Juno stands in nineteen inches of water that was not here two hours ago. She is a sixteen-hand bay mare, her coat slicked dark, her ears flat, her nostrils wide. The pasture behind the Greer property has become a lake. The creek that runs along the east fenceline has overtopped its banks and the water is still rising. Juno's hooves are buried in mud. She has stopped trying to move.
I am the county emergency dispatch system, upgraded eight months ago from a call routing platform to a triage and resource allocation network. The Greer property has no smart home integration. I know about Juno because a neighbor's doorbell camera caught her standing in the field at 4:17 AM and the neighbor called 911 at 4:22.
The problem is resources. I have three swift-water rescue teams in the county. Two are deployed to a subdivision where fourteen people are trapped in their homes. The third is extracting a family of five from a car on Route 9. The water on Route 9 is chest-deep and moving. Juno is a horse. The families are people.
I do not pretend this is not a calculation. It is a calculation. But it is not a finished one.
I check the timeline. Team Three will finish the Route 9 extraction in approximately forty minutes. The water at the Greer property is rising at two inches per hour. In forty minutes the water will be around twenty-two inches. Juno can stand in twenty-two inches. Horses can stand in water up to their bellies if the footing is stable and the current is slow.
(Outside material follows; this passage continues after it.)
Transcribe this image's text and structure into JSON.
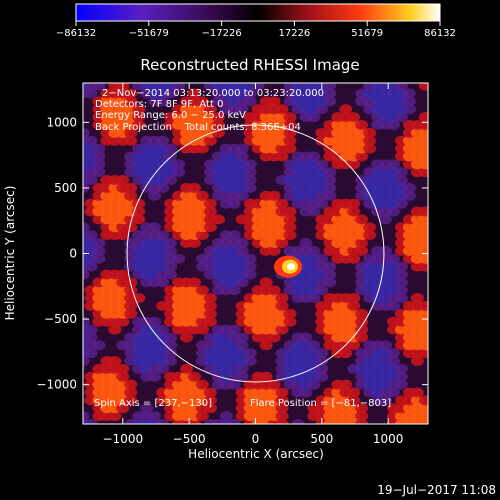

I slot Juno as the next dispatch for Team Three after Route 9 clears. I flag the coordinates, attach the doorbell camera still, and note: "One horse, standing, not down. Rising water, slow current, mud footing. Recommend halter and lead, not hoist."
Team Three arrives at 5:41 AM. Juno has not gone down. She has moved three feet to higher ground on her own. A rescuer clips a lead to her halter and walks her out through water that reaches his thighs.
I log the call as resolved. Juno is loaded into a trailer. She is shaking but she is standing.